Orman yangınlarının ardından gözler, alevlerden etkilenen alanların yeniden ağaçlandırılmasına çevrildi. Ancak uzmanlar, yanan bölgelerde farklı türlerin dikilmesinin ekolojik dengeyi bozabileceği uyarısında bulunuyor. Isparta Uygulamalı Bilimler Üniversitesi Orman Fakültesi Öğretim Üyesi Prof. Dr. Yılmaz Çatal, yanan orman alanlarının ağaçlandırılmasında hem ekolojik denge hem de zaman planlamasının kritik önemde olduğunu belirtti.
Çatal, yangından etkilenen alanların anayasal olarak korunduğunu vurgulayarak, “Bu yüzden yanan alanların orman dışına çıkarılması mümkün değil” dedi. Ormancılığın ekosistem yönetimi olduğuna dikkat çeken Çatal, toprak sürümüyle fidan dikim çalışmalarının hemen yapılamayacağını ve ağaçlandırmanın kasım-mart döneminde gerçekleştirilmesi gerektiğini ifade etti.

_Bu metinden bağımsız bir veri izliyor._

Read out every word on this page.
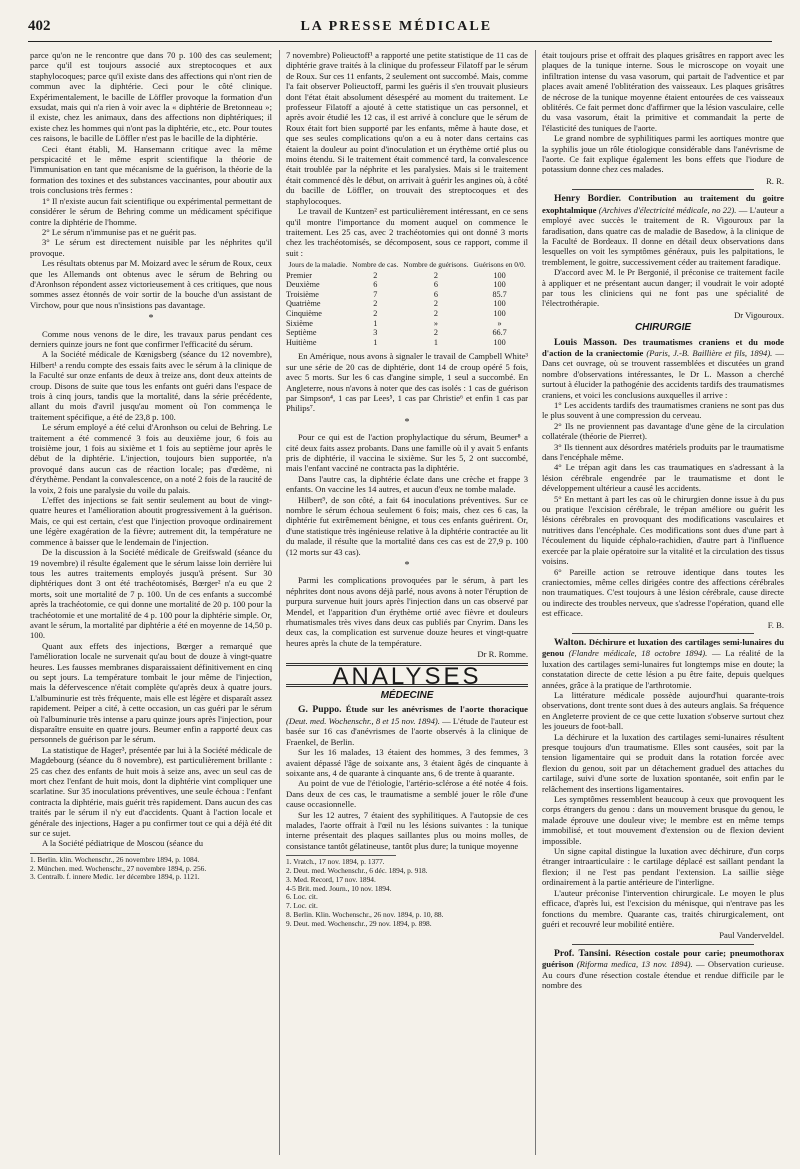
402	LA PRESSE MÉDICALE

parce qu'on ne le rencontre que dans 70 p. 100 des cas seulement; parce qu'il est toujours associé aux streptocoques et aux staphylocoques; parce qu'il existe dans des affections qui n'ont rien de commun avec la diphtérie. Ceci pour le côté clinique. Expérimentalement, le bacille de Löffler provoque la formation d'un exsudat, mais qui n'a rien à voir avec la « diphtérie de Bretonneau »; il existe, chez les animaux, dans des affections non diphtériques; il existe chez les hommes qui n'ont pas la diphtérie, etc., etc. Pour toutes ces raisons, le bacille de Löffler n'est pas le bacille de la diphtérie.

Ceci étant établi, M. Hansemann critique avec la même perspicacité et le même esprit scientifique la théorie de l'immunisation en tant que mécanisme de la guérison, la théorie de la formation des toxines et des substances vaccinantes, pour aboutir aux trois conclusions très fermes :

1° Il n'existe aucun fait scientifique ou expérimental permettant de considérer le sérum de Behring comme un médicament spécifique contre la diphtérie de l'homme.

2° Le sérum n'immunise pas et ne guérit pas.

3° Le sérum est directement nuisible par les néphrites qu'il provoque.

Les résultats obtenus par M. Moizard avec le sérum de Roux, ceux que les Allemands ont obtenus avec le sérum de Behring ou d'Aronhson répondent assez victorieusement à ces critiques, que nous sommes assez étonnés de voir sortir de la bouche d'un assistant de Virchow, pour que nous n'insistions pas davantage.

*

Comme nous venons de le dire, les travaux parus pendant ces derniers quinze jours ne font que confirmer l'efficacité du sérum.

A la Société médicale de Kœnigsberg (séance du 12 novembre), Hilbert¹ a rendu compte des essais faits avec le sérum à la clinique de la Faculté sur onze enfants de deux à treize ans, dont deux atteints de croup. Disons de suite que tous les enfants ont guéri dans l'espace de trois à cinq jours, tandis que la mortalité, dans la série précédente, allant du mois d'avril jusqu'au moment où l'on commença le traitement spécifique, a été de 23,8 p. 100.

Le sérum employé a été celui d'Aronhson ou celui de Behring. Le traitement a été commencé 3 fois au deuxième jour, 6 fois au troisième jour, 1 fois au sixième et 1 fois au septième jour après le début de la diphtérie. L'injection, toujours bien supportée, n'a provoqué dans aucun cas de réaction locale; pas d'œdème, ni d'érythème. Pendant la convalescence, on a noté 2 fois de la raucité de la voix, 2 fois une paralysie du voile du palais.

L'effet des injections se fait sentir seulement au bout de vingt-quatre heures et l'amélioration aboutit progressivement à la guérison. Mais, ce qui est certain, c'est que l'injection provoque ordinairement une légère exagération de la fièvre; autrement dit, la température ne commence à baisser que le lendemain de l'injection.

De la discussion à la Société médicale de Greifswald (séance du 19 novembre) il résulte également que le sérum laisse loin derrière lui tous les autres traitements employés jusqu'à présent. Sur 30 diphtériques dont 3 ont été trachéotomisés, Bœrger² n'a eu que 2 morts, soit une mortalité de 7 p. 100. Un de ces enfants a succombé après la trachéotomie, ce qui donne une mortalité de 20 p. 100 pour la trachéotomie et une mortalité de 4 p. 100 pour la diphtérie simple. Or, avant le sérum, la mortalité par diphtérie a été en moyenne de 14,50 p. 100.

Quant aux effets des injections, Bœrger a remarqué que l'amélioration locale ne survenait qu'au bout de douze à vingt-quatre heures. Les fausses membranes disparaissaient définitivement en cinq ou sept jours. La température tombait le jour même de l'injection, mais la défervescence n'était complète qu'après deux à quatre jours. L'albuminurie est très fréquente, mais elle est légère et disparaît assez rapidement. Peiper a cité, à cette occasion, un cas guéri par le sérum où l'albuminurie très intense a paru quinze jours après l'injection, pour disparaître ensuite en quatre jours. Beumer enfin a rapporté deux cas personnels de guérison par le sérum.

La statistique de Hager³, présentée par lui à la Société médicale de Magdebourg (séance du 8 novembre), est particulièrement brillante : 25 cas chez des enfants de huit mois à seize ans, avec un seul cas de mort chez l'enfant de huit mois, dont la diphtérie vint compliquer une scarlatine. Sur 35 inoculations préventives, une seule échoua : l'enfant contracta la diphtérie, mais guérit très rapidement. Dans aucun des cas traités par le sérum il n'y eut d'accidents. Quant à l'action locale et générale des injections, Hager a pu confirmer tout ce qui a déjà été dit sur ce sujet.

A la Société pédiatrique de Moscou (séance du

1. Berlin. klin. Wochenschr., 26 novembre 1894, p. 1084.

2. München. med. Wochenschr., 27 novembre 1894, p. 256.

3. Centralb. f. innere Medic. 1er décembre 1894, p. 1121.

7 novembre) Polieuctoff¹ a rapporté une petite statistique de 11 cas de diphtérie grave traités à la clinique du professeur Filatoff par le sérum de Roux. Sur ces 11 enfants, 2 seulement ont succombé. Mais, comme l'a fait observer Polieuctoff, parmi les guéris il s'en trouvait plusieurs dont l'état était absolument désespéré au moment du traitement. Le professeur Filatoff a ajouté à cette statistique un cas personnel, et après avoir étudié les 12 cas, il est arrivé à conclure que le sérum de Roux était fort bien supporté par les enfants, même à haute dose, et que ses seules complications qu'on a eu à noter dans certains cas étaient la douleur au point d'inoculation et un érythème ortié plus ou moins étendu. Si le traitement était commencé tard, la convalescence était troublée par la néphrite et les paralysies. Mais si le traitement était commencé dès le début, on arrivait à guérir les angines où, à côté du bacille de Löffler, on trouvait des streptocoques et des staphylocoques.

Le travail de Kuntzen² est particulièrement intéressant, en ce sens qu'il montre l'importance du moment auquel on commence le traitement. Les 25 cas, avec 2 trachéotomies qui ont donné 3 morts chez les trachéotomisés, se décomposent, sous ce rapport, comme il suit :

Jours de la maladie.	Nombre de cas.	Nombre de guérisons.	Guérisons en 0/0.
Premier	2	2	100
Deuxième	6	6	100
Troisième	7	6	85.7
Quatrième	2	2	100
Cinquième	2	2	100
Sixième	1	»	»
Septième	3	2	66.7
Huitième	1	1	100

En Amérique, nous avons à signaler le travail de Campbell White³ sur une série de 20 cas de diphtérie, dont 14 de croup opéré 5 fois, avec 5 morts. Sur les 6 cas d'angine simple, 1 seul a succombé. En Angleterre, nous n'avons à noter que des cas isolés : 1 cas de guérison par Simpson⁴, 1 cas par Lees⁵, 1 cas par Christie⁶ et enfin 1 cas par Philips⁷.

*

Pour ce qui est de l'action prophylactique du sérum, Beumer⁸ a cité deux faits assez probants. Dans une famille où il y avait 5 enfants pris de diphtérie, il vaccina le sixième. Sur les 5, 2 ont succombé, mais l'enfant vacciné ne contracta pas la diphtérie.

Dans l'autre cas, la diphtérie éclate dans une crèche et frappe 3 enfants. On vaccine les 14 autres, et aucun d'eux ne tombe malade.

Hilbert⁹, de son côté, a fait 64 inoculations préventives. Sur ce nombre le sérum échoua seulement 6 fois; mais, chez ces 6 cas, la diphtérie fut extrêmement bénigne, et tous ces enfants guérirent. Or, d'une statistique très ingénieuse relative à la diphtérie contractée au lit du malade, il résulte que la mortalité dans ces cas est de 27,9 p. 100 (12 morts sur 43 cas).

*

Parmi les complications provoquées par le sérum, à part les néphrites dont nous avons déjà parlé, nous avons à noter l'éruption de purpura survenue huit jours après l'injection dans un cas observé par Mendel, et l'apparition d'un érythème ortié avec fièvre et douleurs rhumatismales très vives dans deux cas publiés par Cnyrim. Dans les deux cas, la complication est survenue douze heures et vingt-quatre heures après la chute de la température.

Dr R. Romme.
ANALYSES
MÉDECINE

G. Puppo. Étude sur les anévrismes de l'aorte thoracique (Deut. med. Wochenschr., 8 et 15 nov. 1894). — L'étude de l'auteur est basée sur 16 cas d'anévrismes de l'aorte observés à la clinique de Fraenkel, de Berlin.

Sur les 16 malades, 13 étaient des hommes, 3 des femmes, 3 avaient dépassé l'âge de soixante ans, 3 étaient âgés de cinquante à soixante ans, 4 de quarante à cinquante ans, 6 de trente à quarante.

Au point de vue de l'étiologie, l'artério-sclérose a été notée 4 fois. Dans deux de ces cas, le traumatisme a semblé jouer le rôle d'une cause occasionnelle.

Sur les 12 autres, 7 étaient des syphilitiques. A l'autopsie de ces malades, l'aorte offrait à l'œil nu les lésions suivantes : la tunique interne présentait des plaques saillantes plus ou moins molles, de consistance tantôt gélatineuse, tantôt plus dure; la tunique moyenne

1. Vratch., 17 nov. 1894, p. 1377.

2. Deut. med. Wochenschr., 6 déc. 1894, p. 918.

3. Med. Record, 17 nov. 1894.

4-5 Brit. med. Journ., 10 nov. 1894.

6. Loc. cit.

7. Loc. cit.

8. Berlin. Klin. Wochenschr., 26 nov. 1894, p. 10, 88.

9. Deut. med. Wochenschr., 29 nov. 1894, p. 898.

était toujours prise et offrait des plaques grisâtres en rapport avec les plaques de la tunique interne. Sous le microscope on voyait une infiltration intense du vasa vasorum, qui partait de l'adventice et par places avait amené l'oblitération des vaisseaux. Les plaques grisâtres de nécrose de la tunique moyenne étaient entourées de ces vaisseaux oblitérés. Ce fait permet donc d'affirmer que la lésion vasculaire, celle du vasa vasorum, était la primitive et commandait la perte de l'élasticité des tuniques de l'aorte.

Le grand nombre de syphilitiques parmi les aortiques montre que la syphilis joue un rôle étiologique considérable dans l'anévrisme de l'aorte. Ce fait explique également les bons effets que l'iodure de potassium donne chez ces malades.

R. R.

Henry Bordier. Contribution au traitement du goitre exophtalmique (Archives d'électricité médicale, no 22). — L'auteur a employé avec succès le traitement de R. Vigouroux par la faradisation, dans quatre cas de maladie de Basedow, à la clinique de la Faculté de Bordeaux. Il donne en détail deux observations dans lesquelles on voit les symptômes généraux, puis les palpitations, le tremblement, le goitre, successivement céder au traitement faradique.

D'accord avec M. le Pr Bergonié, il préconise ce traitement facile à appliquer et ne présentant aucun danger; il voudrait le voir adopté par tous les cliniciens qui ne font pas une spécialité de l'électrothérapie.

Dr Vigouroux.
CHIRURGIE

Louis Masson. Des traumatismes craniens et du mode d'action de la craniectomie (Paris, J.-B. Baillière et fils, 1894). — Dans cet ouvrage, où se trouvent rassemblées et discutées un grand nombre d'observations intéressantes, le Dr L. Masson a cherché surtout à élucider la pathogénie des accidents tardifs des traumatismes craniens, et voici les conclusions auxquelles il arrive :

1° Les accidents tardifs des traumatismes craniens ne sont pas dus le plus souvent à une compression du cerveau.

2° Ils ne proviennent pas davantage d'une gène de la circulation collatérale (théorie de Pierret).

3° Ils tiennent aux désordres matériels produits par le traumatisme dans l'encéphale même.

4° Le trépan agit dans les cas traumatiques en s'adressant à la lésion cérébrale engendrée par le traumatisme et dont le développement ultérieur a causé les accidents.

5° En mettant à part les cas où le chirurgien donne issue à du pus ou pratique l'excision cérébrale, le trépan améliore ou guérit les lésions cérébrales en provoquant des modifications vasculaires et nutritives dans l'encéphale. Ces modifications sont dues d'une part à l'écoulement du liquide céphalo-rachidien, d'autre part à l'influence exercée par la plaie opératoire sur la vitalité et la circulation des tissus voisins.

6° Pareille action se retrouve identique dans toutes les craniectomies, même celles dirigées contre des affections cérébrales non traumatiques. C'est toujours à une lésion cérébrale, cause directe ou indirecte des troubles nerveux, que s'adresse l'opération, quand elle est efficace.

F. B.

Walton. Déchirure et luxation des cartilages semi-lunaires du genou (Flandre médicale, 18 octobre 1894). — La réalité de la luxation des cartilages semi-lunaires fut longtemps mise en doute; la constatation directe de cette lésion a pu être faite, depuis quelques années, grâce à la pratique de l'arthrotomie.

La littérature médicale possède aujourd'hui quarante-trois observations, dont trente sont dues à des auteurs anglais. Sa fréquence en Angleterre provient de ce que cette luxation s'observe surtout chez les joueurs de foot-ball.

La déchirure et la luxation des cartilages semi-lunaires résultent presque toujours d'un traumatisme. Elles sont causées, soit par la tension ligamentaire qui se produit dans la rotation forcée avec flexion du genou, soit par un détachement graduel des attaches du cartilage, suivi d'une sorte de luxation spontanée, soit enfin par le relâchement des insertions ligamentaires.

Les symptômes ressemblent beaucoup à ceux que provoquent les corps étrangers du genou : dans un mouvement brusque du genou, le malade éprouve une douleur vive; le membre est en même temps immobilisé, et tout mouvement d'extension ou de flexion devient impossible.

Un signe capital distingue la luxation avec déchirure, d'un corps étranger intraarticulaire : le cartilage déplacé est saillant pendant la flexion; il ne l'est pas pendant l'extension. La saillie siège ordinairement à la partie antérieure de l'interligne.

L'auteur préconise l'intervention chirurgicale. Le moyen le plus efficace, d'après lui, est l'excision du ménisque, qui n'entrave pas les fonctions du membre. Quarante cas, traités chirurgicalement, ont guéri et recouvré leur mobilité entière.

Paul Vanderveldel.

Prof. Tansini. Résection costale pour carie; pneumothorax guérison (Riforma medica, 13 nov. 1894). — Observation curieuse. Au cours d'une résection costale étendue et rendue difficile par le nombre des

KIZILÇAM DIŞINDA AĞAÇ DİKİMİ EKOLOJİK DEĞİL
Çatal, kamuoyunda tartışılan “çam yerine farklı ağaç türü dikilmeli” görüşüne ilişkin olarak, paleobotanik araştırmalarına göre 23 milyon yıldır çamların Anadolu’da bulunduğunu söyledi. Çatal, “Kızılçam sıcak ve kurak iklim koşullarına yüksek derecede uyum sağlamıştır. Yangına dayanıklı ve yangından sonra ormanların sürekliliğini garanti altına alacak kozalak ve tohumlara sahiptir. Orman alanlarında sulama yapılamadığı için kızılçam dışında zeytin ve benzeri fidanların dikilmesi mümkün değildir. Yörenin doğal türünün kullanılmayarak başka yerlerden tür getirilmesi ekolojik olarak uygun değildir” dedi.

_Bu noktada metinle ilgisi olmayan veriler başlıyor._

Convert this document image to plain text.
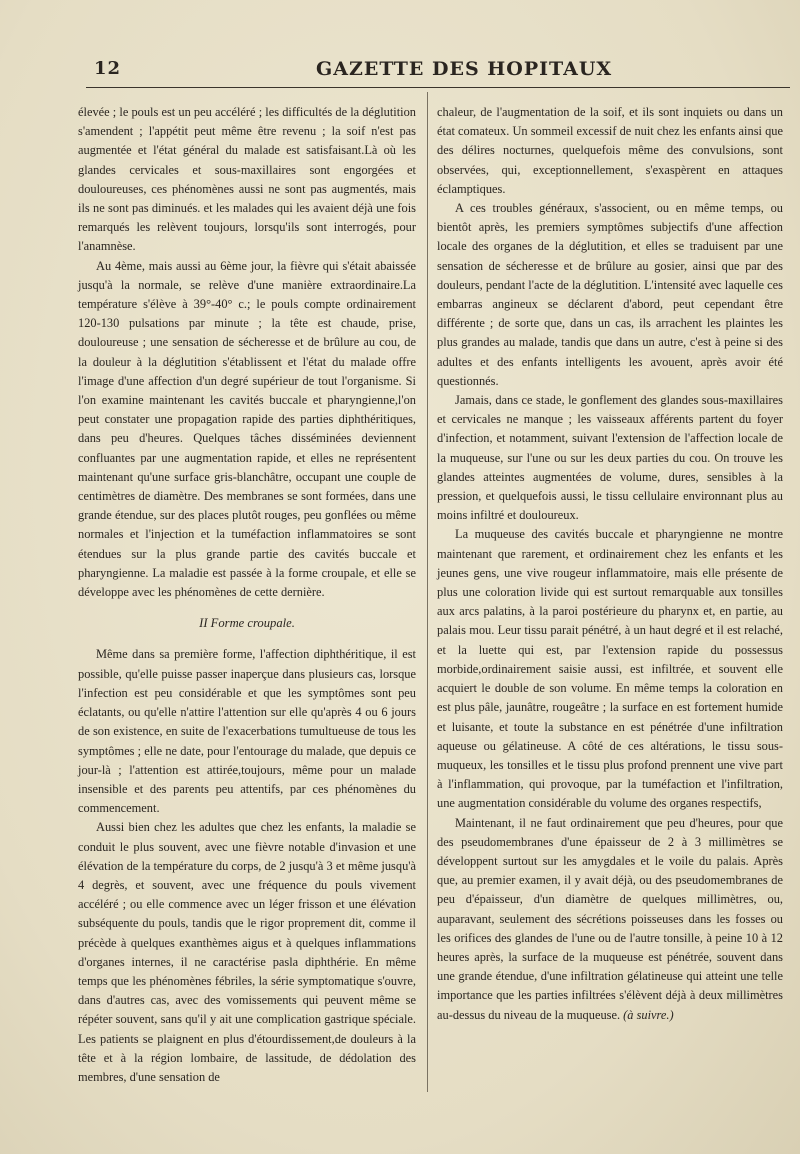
12	GAZETTE DES HOPITAUX

élevée ; le pouls est un peu accéléré ; les difficultés de la déglutition s'amendent ; l'appétit peut même être revenu ; la soif n'est pas augmentée et l'état général du malade est satisfaisant.Là où les glandes cervicales et sous-maxillaires sont engorgées et douloureuses, ces phénomènes aussi ne sont pas augmentés, mais ils ne sont pas diminués. et les malades qui les avaient déjà une fois remarqués les relèvent toujours, lorsqu'ils sont interrogés, pour l'anamnèse.

Au 4ème, mais aussi au 6ème jour, la fièvre qui s'était abaissée jusqu'à la normale, se relève d'une manière extraordinaire.La température s'élève à 39°-40° c.; le pouls compte ordinairement 120-130 pulsations par minute ; la tête est chaude, prise, douloureuse ; une sensation de sécheresse et de brûlure au cou, de la douleur à la déglutition s'établissent et l'état du malade offre l'image d'une affection d'un degré supérieur de tout l'organisme. Si l'on examine maintenant les cavités buccale et pharyngienne,l'on peut constater une propagation rapide des parties diphthéritiques, dans peu d'heures. Quelques tâches disséminées deviennent confluantes par une augmentation rapide, et elles ne représentent maintenant qu'une surface gris-blanchâtre, occupant une couple de centimètres de diamètre. Des membranes se sont formées, dans une grande étendue, sur des places plutôt rouges, peu gonflées ou même normales et l'injection et la tuméfaction inflammatoires se sont étendues sur la plus grande partie des cavités buccale et pharyngienne. La maladie est passée à la forme croupale, et elle se développe avec les phénomènes de cette dernière.

II Forme croupale.

Même dans sa première forme, l'affection diphthéritique, il est possible, qu'elle puisse passer inaperçue dans plusieurs cas, lorsque l'infection est peu considérable et que les symptômes sont peu éclatants, ou qu'elle n'attire l'attention sur elle qu'après 4 ou 6 jours de son existence, en suite de l'exacerbations tumultueuse de tous les symptômes ; elle ne date, pour l'entourage du malade, que depuis ce jour-là ; l'attention est attirée,toujours, même pour un malade insensible et des parents peu attentifs, par ces phénomènes du commencement.

Aussi bien chez les adultes que chez les enfants, la maladie se conduit le plus souvent, avec une fièvre notable d'invasion et une élévation de la température du corps, de 2 jusqu'à 3 et même jusqu'à 4 degrès, et souvent, avec une fréquence du pouls vivement accéléré ; ou elle commence avec un léger frisson et une élévation subséquente du pouls, tandis que le rigor proprement dit, comme il précède à quelques exanthèmes aigus et à quelques inflammations d'organes internes, il ne caractérise pasla diphthérie. En même temps que les phénomènes fébriles, la série symptomatique s'ouvre, dans d'autres cas, avec des vomissements qui peuvent même se répéter souvent, sans qu'il y ait une complication gastrique spéciale. Les patients se plaignent en plus d'étourdissement,de douleurs à la tête et à la région lombaire, de lassitude, de dédolation des membres, d'une sensation de

chaleur, de l'augmentation de la soif, et ils sont inquiets ou dans un état comateux. Un sommeil excessif de nuit chez les enfants ainsi que des délires nocturnes, quelquefois même des convulsions, sont observées, qui, exceptionnellement, s'exaspèrent en attaques éclamptiques.

A ces troubles généraux, s'associent, ou en même temps, ou bientôt après, les premiers symptômes subjectifs d'une affection locale des organes de la déglutition, et elles se traduisent par une sensation de sécheresse et de brûlure au gosier, ainsi que par des douleurs, pendant l'acte de la déglutition. L'intensité avec laquelle ces embarras angineux se déclarent d'abord, peut cependant être différente ; de sorte que, dans un cas, ils arrachent les plaintes les plus grandes au malade, tandis que dans un autre, c'est à peine si des adultes et des enfants intelligents les avouent, après avoir été questionnés.

Jamais, dans ce stade, le gonflement des glandes sous-maxillaires et cervicales ne manque ; les vaisseaux afférents partent du foyer d'infection, et notamment, suivant l'extension de l'affection locale de la muqueuse, sur l'une ou sur les deux parties du cou. On trouve les glandes atteintes augmentées de volume, dures, sensibles à la pression, et quelquefois aussi, le tissu cellulaire environnant plus au moins infiltré et douloureux.

La muqueuse des cavités buccale et pharyngienne ne montre maintenant que rarement, et ordinairement chez les enfants et les jeunes gens, une vive rougeur inflammatoire, mais elle présente de plus une coloration livide qui est surtout remarquable aux tonsilles aux arcs palatins, à la paroi postérieure du pharynx et, en partie, au palais mou. Leur tissu parait pénétré, à un haut degré et il est relaché, et la luette qui est, par l'extension rapide du possessus morbide,ordinairement saisie aussi, est infiltrée, et souvent elle acquiert le double de son volume. En même temps la coloration en est plus pâle, jaunâtre, rougeâtre ; la surface en est fortement humide et luisante, et toute la substance en est pénétrée d'une infiltration aqueuse ou gélatineuse. A côté de ces altérations, le tissu sous-muqueux, les tonsilles et le tissu plus profond prennent une vive part à l'inflammation, qui provoque, par la tuméfaction et l'infiltration, une augmentation considérable du volume des organes respectifs,

Maintenant, il ne faut ordinairement que peu d'heures, pour que des pseudomembranes d'une épaisseur de 2 à 3 millimètres se développent surtout sur les amygdales et le voile du palais. Après que, au premier examen, il y avait déjà, ou des pseudomembranes de peu d'épaisseur, d'un diamètre de quelques millimètres, ou, auparavant, seulement des sécrétions poisseuses dans les fosses ou les orifices des glandes de l'une ou de l'autre tonsille, à peine 10 à 12 heures après, la surface de la muqueuse est pénétrée, souvent dans une grande étendue, d'une infiltration gélatineuse qui atteint une telle importance que les parties infiltrées s'élèvent déjà à deux millimètres au-dessus du niveau de la muqueuse. (à suivre.)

Türk Mühendis ve Mimar Odaları Birliği (TMMOB) Orman Mühendisleri Odası Genel Başkanı Hasan Türkyılmaz ise yanan alanlarda saha temizliği ve rehabilitasyon sürecinin ardından ağaçlandırmanın yapılması gerektiğini ifade etti. Türkyılmaz, “Kesinlikle yanan alanlara başka bir ağaç türü dikilmez, tohumu ekilmez. Kızılçam, dal serpilmesi ve tohum ekilmesiyle neredeyse fidan dikimine gerek kalmadan birkaç yıl içinde bölgenin yeşil örtüyle kaplanmasını sağlar. Türkiye’de ve dünyada tür değişikliğine gidilmez” dedi.
Türkyılmaz ayrıca, küresel ısınma ve iklim değişikliği nedeniyle orman yangınlarının artış gösterebileceğini vurguladı. Bu kapsamda toplumsal bilinç oluşturulmasının önemine dikkat çeken Türkyılmaz, “Türkiye’nin yüzde 30’u orman ve Orman Genel Müdürlüğü tarafından yönetiliyor. Kırsal alanların yüzde 60’ı ve yerleşim alanlarının yüzde 10’undan da belediyeler sorumludur. Belediye ve kırsal alan müdahale timlerinin başına eğitimli orman mühendisleri atanmalı. Orman Mühendisleri Odası olarak bu ekiplerin eğitimlerine süresiz ve ücretsiz destek vermeye hazırız” ifadelerini kullandı.
Uzmanlar, yanan orman alanlarının doğal türler korunarak ve ekolojik denge gözetilerek ağaçlandırılmasının, ekosistemin sürekliliği açısından büyük önem taşıdığını belirtiyor. Yanlış ağaç türü dikimi, milyonlarca yılda oluşmuş ekosistemi olumsuz etkileyebilir ve doğal dengeyi bozabilir.